Every real sushi lover uses chopsticks. Most of the time chopsticks are disposable and we just throw them away after use. But only recently we realized of the tremendous negative effect of chopstick wasting on the environment. Only China trashes over 60 billion chopstick pairs yearly. Add another hundred billion chopsticks to this number that are thrown away in the rest of the world, and you’ll get a scary picture.
A lot of restaurants switch to reusable chopsticks, but it is still quite debatable as it is not completely sanitary safe to reuse the wooden chopsticks. Some people take their own chopsticks to the restaurants trying to do at least a little bit to diminish this negative impact on the nature. But we still get tons of these wooden sticks with sushi delivered to our houses.

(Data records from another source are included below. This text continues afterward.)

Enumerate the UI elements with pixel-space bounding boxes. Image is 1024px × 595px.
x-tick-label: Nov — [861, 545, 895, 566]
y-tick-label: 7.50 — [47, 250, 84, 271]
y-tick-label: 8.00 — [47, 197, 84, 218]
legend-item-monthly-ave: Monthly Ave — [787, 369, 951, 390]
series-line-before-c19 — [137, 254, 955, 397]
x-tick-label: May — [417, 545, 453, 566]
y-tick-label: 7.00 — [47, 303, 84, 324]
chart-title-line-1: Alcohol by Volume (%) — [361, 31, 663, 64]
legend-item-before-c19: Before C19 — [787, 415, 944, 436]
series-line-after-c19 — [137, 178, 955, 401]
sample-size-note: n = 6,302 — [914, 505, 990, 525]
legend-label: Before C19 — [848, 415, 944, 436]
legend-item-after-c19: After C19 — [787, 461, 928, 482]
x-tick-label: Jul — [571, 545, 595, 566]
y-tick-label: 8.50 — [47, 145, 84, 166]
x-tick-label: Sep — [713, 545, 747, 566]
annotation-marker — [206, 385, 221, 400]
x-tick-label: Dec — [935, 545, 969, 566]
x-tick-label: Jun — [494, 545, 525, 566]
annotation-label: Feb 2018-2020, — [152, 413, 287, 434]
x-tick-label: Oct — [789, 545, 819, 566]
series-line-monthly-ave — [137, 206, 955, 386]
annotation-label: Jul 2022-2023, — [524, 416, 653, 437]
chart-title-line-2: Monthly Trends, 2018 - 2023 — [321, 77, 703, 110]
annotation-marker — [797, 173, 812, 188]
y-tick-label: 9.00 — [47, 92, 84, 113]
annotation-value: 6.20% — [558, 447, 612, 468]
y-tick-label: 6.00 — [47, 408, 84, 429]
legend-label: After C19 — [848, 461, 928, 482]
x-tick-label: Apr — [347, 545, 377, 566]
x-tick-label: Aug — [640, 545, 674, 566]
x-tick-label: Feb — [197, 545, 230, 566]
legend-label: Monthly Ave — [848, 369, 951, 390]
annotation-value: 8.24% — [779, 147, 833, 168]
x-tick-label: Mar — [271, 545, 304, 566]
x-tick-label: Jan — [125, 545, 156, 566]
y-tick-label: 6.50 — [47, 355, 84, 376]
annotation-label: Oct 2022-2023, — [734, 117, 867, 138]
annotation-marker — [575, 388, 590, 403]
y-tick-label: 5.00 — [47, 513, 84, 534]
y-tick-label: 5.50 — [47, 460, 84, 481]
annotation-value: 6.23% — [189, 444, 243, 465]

If you are a green person, you can help out the environment with reuse of your wooden chopsticks. Here are some ideas for you what to do with used chopsticks.
The most common reuse includes Hair Sticks, Gardening Stakes (both to support seedlings and to write plants names on them), Knitting Needles, and Skewer Food. You can reuse chopsticks as kindling for fires, as Pet Toys, as a baton for music or even drumsticks. You can make puppets or use chopsticks to stir almost anything - from tea and coffee (and extract that tea bag) to small containers of paint.
Chopsticks can also be used for some not typical purpose like using it as a back scratcher, as a help stick to retrieve lost items from under large appliance or furniture (washer, dryer, TV set, fridge, etc.), using the end of a chopstick to maneuver a cloth around inside a dirty baby jar, bottle, or vase to clean it, and as a necessary tool to remove stuck toast out of the toaster (be sure to unplug the toaster first).
And of course the best possible reuse of chopsticks is craft projects. You can paint and glue them onto a wooden picture frame or cut chopsticks in pieces and tie them together as a necklace or a bracelet. If you have enough of chopsticks make a placemat or even a table cloth. If you are a good craftsman, cut them into different sizes and build a miniature log cabin. And if you are really good and have saved up to 7,382 used chopsticks, you can be like Shuhei Ogawara and use them to build a life-size canoe.
Whatever inspires you, please make sure you really reuse chopsticks and not buying them simply to try out a project. Only this will be considered as a green behavior as it will lower the chopstick production.